The disconnection of man from the land, which is what happened when millions of families moved away from family farms throughout the 20th century, has caused us to lose our sense of connectedness to the land and the production of food.
Berry says it well, when he writes that the family farm, “died for want of people with the motivation, the skill, the character, and the culture to keep them alive. They died, in other words, by a change in cultural value.” p. 58 Berry doesn’t use the word “materialism” often, but it is clear this is his target. We think little of what we feed our livestock because they are “only calories.” We think little of what we put onto our crops, because they are “only chemicals.” We think little about what is in the soil, because it is only raw material.

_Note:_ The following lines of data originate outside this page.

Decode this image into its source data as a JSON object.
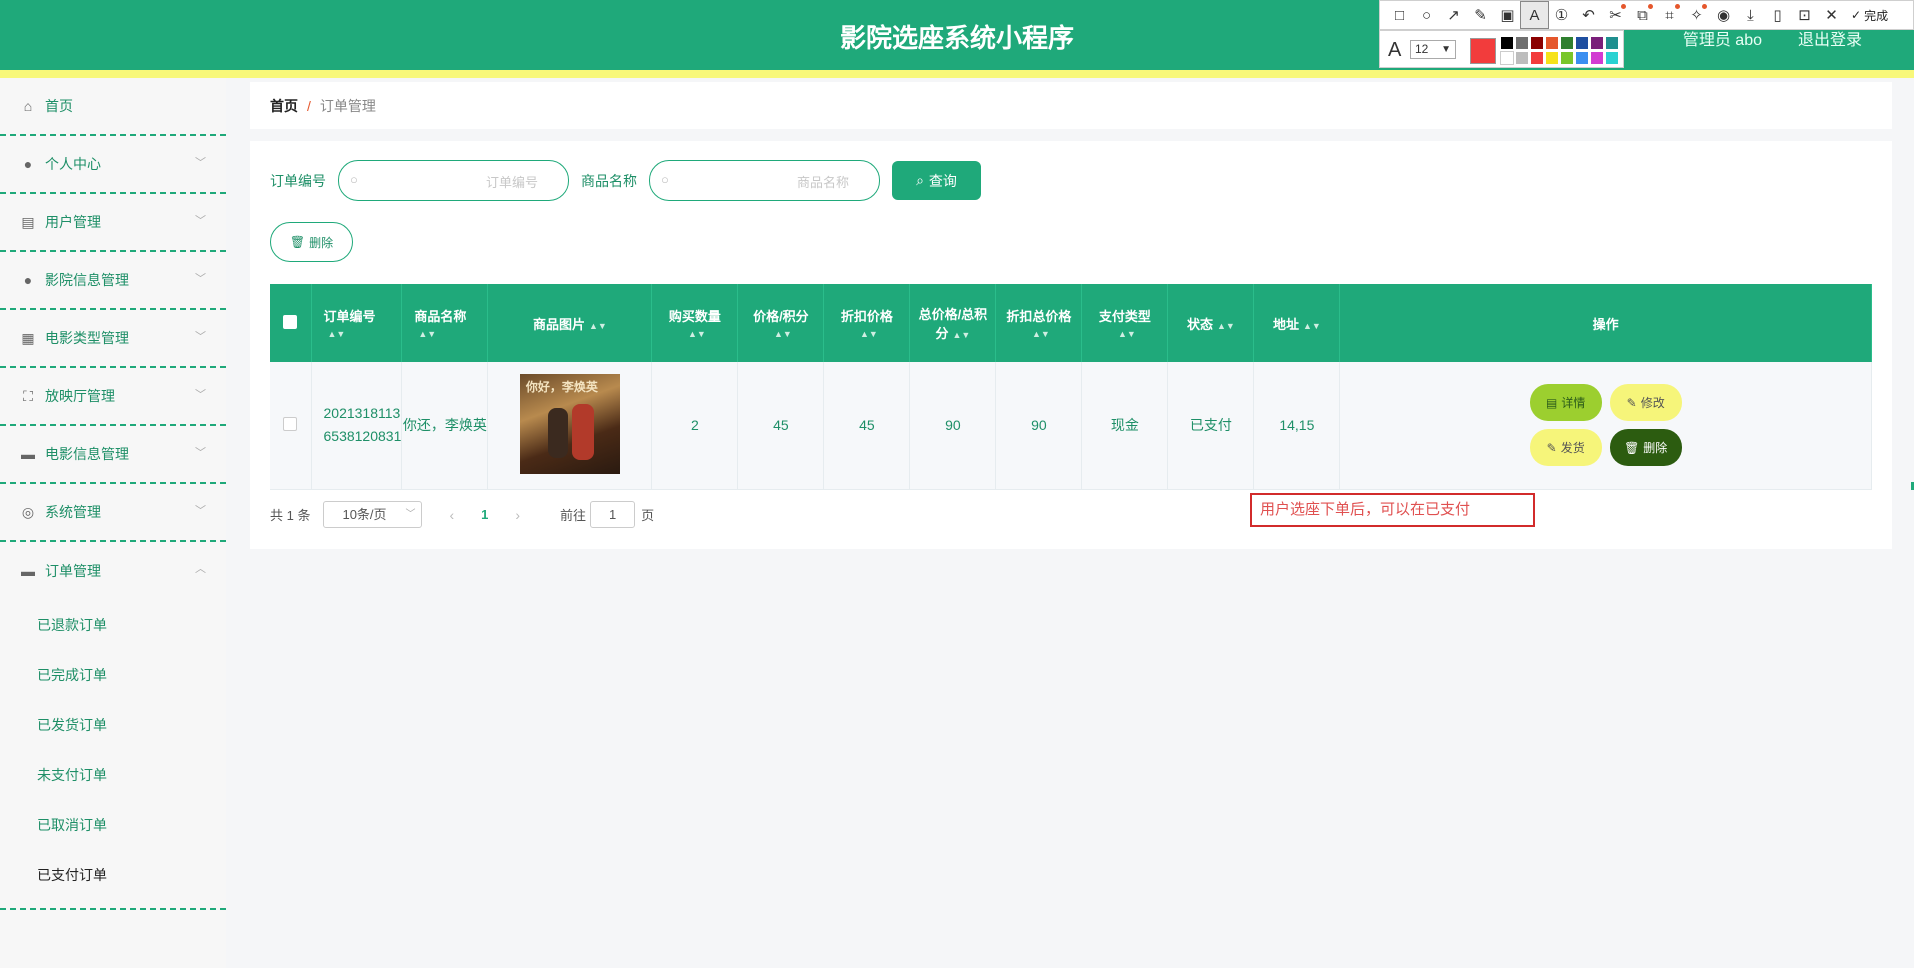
{
  "header": {
    "title": "影院选座系统小程序",
    "user": "管理员 abo",
    "logout": "退出登录"
  },
  "colors": {
    "primary": "#1fa97a",
    "accent_strip": "#f8f87a",
    "annotation_red": "#d22b2b"
  },
  "screenshot_tool": {
    "font_size": "12",
    "done_label": "完成",
    "current_color": "#f23c3c",
    "palette": [
      "#000000",
      "#6f6f6f",
      "#8b0000",
      "#e5572c",
      "#2f7f2f",
      "#1f4fa0",
      "#7a1f7a",
      "#1f8f8f",
      "#ffffff",
      "#bdbdbd",
      "#f23c3c",
      "#f6e21a",
      "#79c62a",
      "#3b8ff0",
      "#d23cd2",
      "#2ad2d2"
    ]
  },
  "sidebar": {
    "items": [
      {
        "label": "首页",
        "icon": "home-icon"
      },
      {
        "label": "个人中心",
        "icon": "person-icon"
      },
      {
        "label": "用户管理",
        "icon": "chart-icon"
      },
      {
        "label": "影院信息管理",
        "icon": "person-icon"
      },
      {
        "label": "电影类型管理",
        "icon": "grid-icon"
      },
      {
        "label": "放映厅管理",
        "icon": "frame-icon"
      },
      {
        "label": "电影信息管理",
        "icon": "briefcase-icon"
      },
      {
        "label": "系统管理",
        "icon": "lifebuoy-icon"
      },
      {
        "label": "订单管理",
        "icon": "suitcase-icon"
      }
    ],
    "sub_items": [
      "已退款订单",
      "已完成订单",
      "已发货订单",
      "未支付订单",
      "已取消订单",
      "已支付订单"
    ]
  },
  "breadcrumb": {
    "home": "首页",
    "separator": "/",
    "current": "订单管理"
  },
  "search": {
    "order_no_label": "订单编号",
    "order_no_placeholder": "订单编号",
    "goods_label": "商品名称",
    "goods_placeholder": "商品名称",
    "query_button": "查询"
  },
  "actions": {
    "delete_button": "删除"
  },
  "table": {
    "headers": [
      "订单编号",
      "商品名称",
      "商品图片",
      "购买数量",
      "价格/积分",
      "折扣价格",
      "总价格/总积分",
      "折扣总价格",
      "支付类型",
      "状态",
      "地址",
      "操作"
    ],
    "rows": [
      {
        "order_no_line1": "2021318113",
        "order_no_line2": "6538120831",
        "goods_name": "你还，李焕英",
        "poster_title": "你好，李焕英",
        "quantity": "2",
        "price": "45",
        "discount_price": "45",
        "total": "90",
        "discount_total": "90",
        "pay_type": "现金",
        "status": "已支付",
        "address": "14,15",
        "ops": {
          "detail": "详情",
          "edit": "修改",
          "ship": "发货",
          "delete": "删除"
        }
      }
    ]
  },
  "pagination": {
    "total": "共 1 条",
    "page_size": "10条/页",
    "current_page": "1",
    "goto_label": "前往",
    "goto_value": "1",
    "page_unit": "页"
  },
  "annotation": {
    "text": "用户选座下单后，可以在已支付"
  }
}
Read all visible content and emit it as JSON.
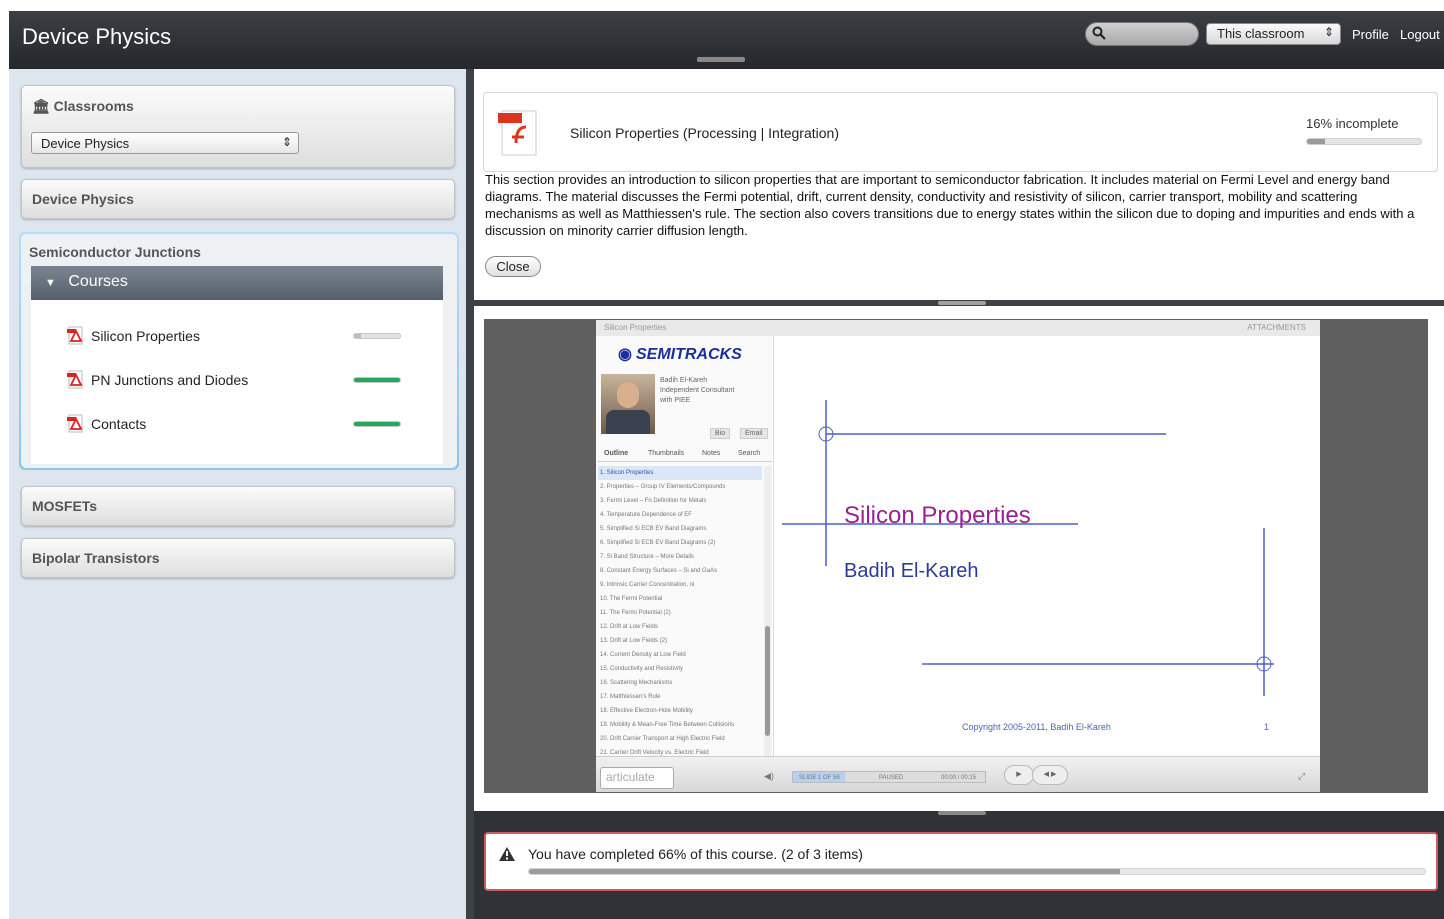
{
  "app": {
    "title": "Device Physics"
  },
  "topbar": {
    "search_placeholder": "",
    "scope_select": "This classroom",
    "profile_link": "Profile",
    "logout_link": "Logout"
  },
  "sidebar": {
    "classrooms_heading": "Classrooms",
    "classroom_select": "Device Physics",
    "sections": {
      "device_physics": "Device Physics",
      "semiconductor_junctions": "Semiconductor Junctions",
      "mosfets": "MOSFETs",
      "bipolar_transistors": "Bipolar Transistors"
    },
    "courses_label": "Courses",
    "courses": [
      {
        "label": "Silicon Properties",
        "progress": 0.16
      },
      {
        "label": "PN Junctions and Diodes",
        "progress": 1.0
      },
      {
        "label": "Contacts",
        "progress": 1.0
      }
    ]
  },
  "module": {
    "title": "Silicon Properties (Processing | Integration)",
    "incomplete_text": "16% incomplete",
    "incomplete_progress": 0.16,
    "description": "This section provides an introduction to silicon properties that are important to semiconductor fabrication.  It includes material on Fermi Level and energy band diagrams.  The material discusses the Fermi potential, drift, current density, conductivity and resistivity of silicon, carrier transport, mobility and scattering mechanisms as well as Matthiessen's rule.  The section also covers transitions due to energy states within the silicon due to doping and impurities and ends with a discussion on minority carrier diffusion length.",
    "close_button": "Close"
  },
  "player": {
    "top_title": "Silicon Properties",
    "top_right": "ATTACHMENTS",
    "logo": "SEMITRACKS",
    "presenter_name": "Badih El-Kareh",
    "presenter_line2": "Independent Consultant",
    "presenter_line3": "with PIEE",
    "bio_button": "Bio",
    "email_button": "Email",
    "tabs": [
      "Outline",
      "Thumbnails",
      "Notes",
      "Search"
    ],
    "outline": [
      "1. Silicon Properties",
      "2. Properties – Group IV Elements/Compounds",
      "3. Fermi Level – Fn Definition for Metals",
      "4. Temperature Dependence of EF",
      "5. Simplified Si ECB EV Band Diagrams",
      "6. Simplified Si ECB EV Band Diagrams (2)",
      "7. Si Band Structure – More Details",
      "8. Constant Energy Surfaces – Si and GaAs",
      "9. Intrinsic Carrier Concentration, ni",
      "10. The Fermi Potential",
      "11. The Fermi Potential (2)",
      "12. Drift at Low Fields",
      "13. Drift at Low Fields (2)",
      "14. Current Density at Low Field",
      "15. Conductivity and Resistivity",
      "16. Scattering Mechanisms",
      "17. Matthiessen's Rule",
      "18. Effective Electron-Hole Mobility",
      "19. Mobility & Mean-Free Time Between Collisions",
      "20. Drift Carrier Transport at High Electric Field",
      "21. Carrier Drift Velocity vs. Electric Field"
    ],
    "slide_title": "Silicon Properties",
    "slide_author": "Badih El-Kareh",
    "slide_copyright": "Copyright 2005-2011, Badih El-Kareh",
    "slide_page": "1",
    "articulate_logo": "articulate",
    "slide_counter": "SLIDE 1 OF 58",
    "status": "PAUSED",
    "time": "00:00 / 00:15"
  },
  "completion": {
    "text": "You have completed 66% of this course. (2 of 3 items)",
    "progress": 0.66
  },
  "colors": {
    "topbar": "#2b2e32",
    "accent_green": "#23a860",
    "warning_border": "#d35a5a",
    "slide_title": "#9a2190",
    "slide_author": "#2a3c99"
  }
}
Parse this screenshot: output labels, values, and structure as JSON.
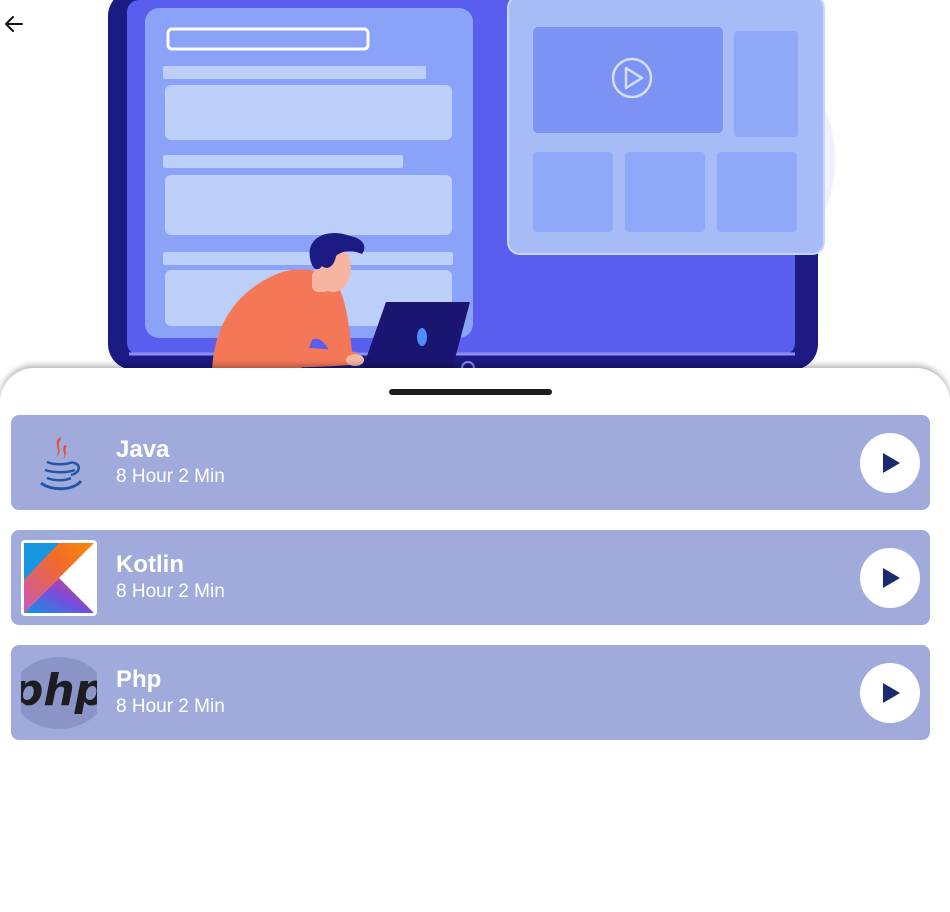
{
  "header": {
    "back_icon": "arrow-left-icon"
  },
  "hero": {
    "illustration": "developer-at-laptop-illustration"
  },
  "courses": [
    {
      "title": "Java",
      "duration": "8 Hour 2 Min",
      "logo": "java-logo",
      "action_icon": "play-icon"
    },
    {
      "title": "Kotlin",
      "duration": "8 Hour 2 Min",
      "logo": "kotlin-logo",
      "action_icon": "play-icon"
    },
    {
      "title": "Php",
      "duration": "8 Hour 2 Min",
      "logo": "php-logo",
      "action_icon": "play-icon"
    }
  ],
  "colors": {
    "card_background": "#a1abdb",
    "play_icon": "#1a2a6e",
    "monitor_frame": "#1c1a83",
    "screen": "#5a5eef"
  }
}
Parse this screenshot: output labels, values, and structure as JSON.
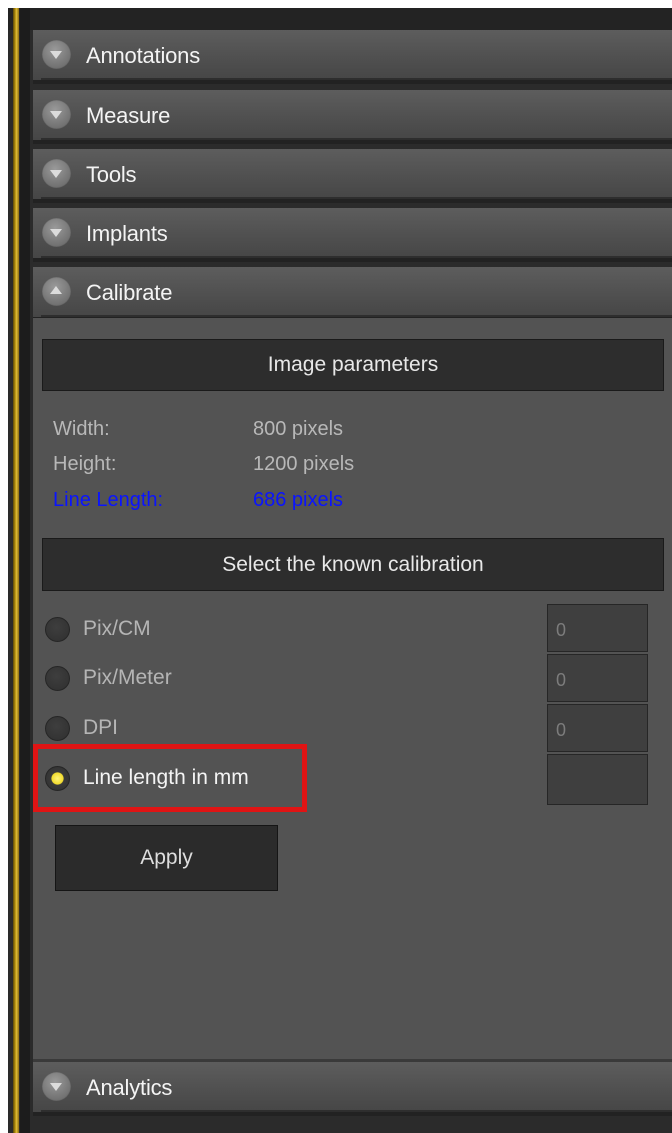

It is here that we begin to see some of the consequences: “For decades now the entire industrial food economy, from the large farms and feedlots to the chains of supermarkets and fast-food restaurants, has been obsessed with volume. It has relentlessly increased scale in order to increase volume in order (presumably) to reduce costs. But as scale increases, diversity declines; as diversity declines, so does health; as health declines, the dependence on drugs and chemicals necessarily increases. As capital replaces labor, it does so by substituting machines, drugs, and chemicals for human workers and for the natural health and fertility of the soil. The food is produced by any means or any shortcut that will increase profits. And the business of the cosmeticians of advertising is to persuade the consumer that food so produced is good, tasty, healthful, and a guarantee of marital fidelity and long life.” p. 231
We’ve traded freedom from farm life and the perceived drudgery of traditional farming for a decrease in health and an increase in health-care costs and reliance on pharmaceuticals. But farming should not be drudgery, but a life in harmony with the natural order.
Here is where we see Berry at his best—describing the beauty of the pastoral life. His novels are a vivid picture of this in action:
“Farmers farm for the love of farming. They love to watch and nurture the growth of plants. They love to live in the presence of animals. They love to work outdoors. They love the weather, maybe even when it is making them miserable. They love to live where they work and to work where they live. If the scale of their farming is small enough, they like to work in the company of their children and with the help of their children. They love the measure of independence that farm life can still provide. I have an idea that a lot of farmers have gone to a lot of trouble merely to be self-employed, to live at least a part of their lives without a boss.” p. 74
It is hard to imagine agriculture returning to something like what it was, prior to the mass industrialization of it, but it is also difficult to imagine it continuing as it is. Modern farming is more “akin to mining” (p. 66) than it is to traditional farming. How can such a thing persist in perpetuity?
What is the solution? I don’t think any individual has the answers, but we can learn together by assimilating the best ideas of men like Wendell Berry to build a future that is closer to the cadence set in motion by our Creator. That means slowing down and acknowledging, and working within the rhythms of God’s order, not man’s.